For condition 1, there exists a population with a fixed proportion with a certain trait. For condition 2, a random sample of students is selected. For condition 3, the sample size of 200 is large enough that we indeed likely to see at least five right-handed and five left handed students.
Problem 2.
Bell shaped with a mean of 0.12 and a standard deviation of 0.023.
Problem 5.
Possible sample means are bell-shaped with a mean of 25 and standard deviation of 1/3, so 68% are between 24.7 and 25.3, 95% are between 24.4 and 25.6 and almost all are between 24.1 and 25.9.
Problem 6.
The picture is more compact. The mean is still 25, but the standard deviation is 0.1.
Problem 9.
Yes, The Rule for Sample Proportions (the Central Limit Theorem) tells us that the distribution of sample proportions would be normal with a mean of 0.6 and a standard deviation of 0.049. Therefore 95% of the time the sample proportion would be within 2 standard deviations of 0.6, or be between 0.502 and .698. So there is very small probability (less than 2.5%) that the sample proportion would fall below .50. As long as the sample proportion fell above 50%, there would be convincing evidence that the quarter system is favored. Another way to see this is to compute the standardized score for a proportion of .5; it would be (.5 - .6)/0.49 = 2.04. That lies at the 2nd percentile, meaning that a value below 50% would occur only with a probability of 0.02.
Problem 10.
a) The SD = 0.003. Almost all sample proportions are likely to be within 3 SD of the true proportion, which is about 0.009, or just under 1%.
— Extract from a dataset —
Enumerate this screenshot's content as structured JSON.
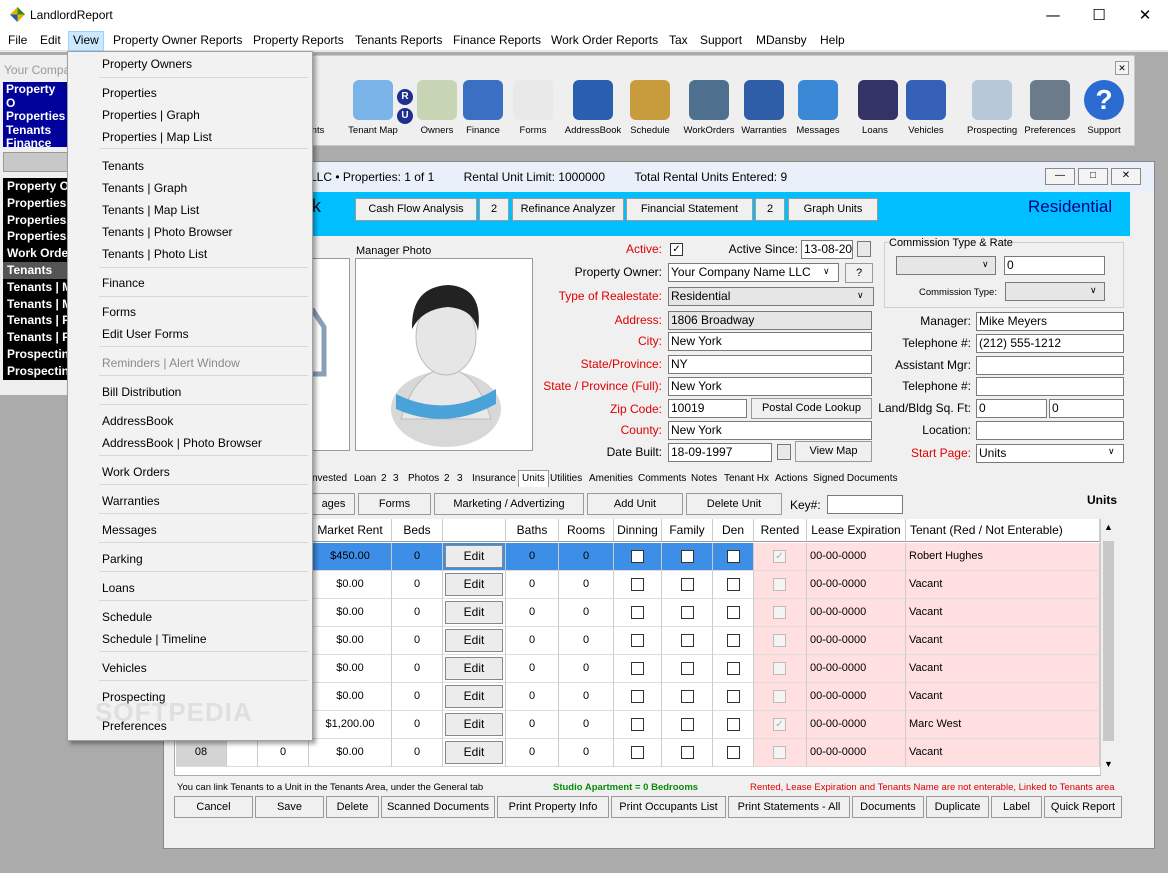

b) The proportion in 1976 is likely to be within 1% of the true proportion for that time period, indicating that it is between 8% and 10%. The value of 25% in 1997 far exceeds this range, so it is likely to represent a real increase in the proportion of all adults who believe in reincarnation.
Problem 13.
a)The distribution is normal with a mean of 6.95 hours and standard deviation of 0.15 hours.
b) Yes the mean of 7.1 hours is about 1 SD above the mean of the possible values for sample means based on 190 people, so it is well within the range of what is expected.
c) The sample is unlikely to be representative of all adults. There are many ways in which college students differ from all adults in factor regarding sleep.
Problem 14.
a)This random sample does not meet the criteria of condition 3, because the sample size is not large enough. Even if the sample did show that exactly 10% of the cars did meet the emission standards, this would be only 3, not the required minimum of 5.
b) This meets all of the conditions.
c) This sample violates condition 1. It would not be random, and the relative frequency of rain or snow changes from the winter months to the summer months.
d) This meets all of the conditions.
Problem 15.
a) It does not apply because the sample is not random; he biased it by using only heart attack patients.
b) Again this is probably a biased sample, so the rule does not apply. People who leave during that time may be different in their responses from people who work late.
c) Incomes are not bell-shaped, but this is a large enough sample so that the rule applies (as long as the university is careful to contact the particular people chosen to be in the sample). The population under consideration is alumni and the measurement of interest is income.
d) the rule would not apply here because the sales prices are not likely to be bell shaped and the sample is small.
Problem 18.
The want the 3 standard deviations to equal 1, where a single standard deviation is 5/sqrt(n). so they need n= 15^2 or 225.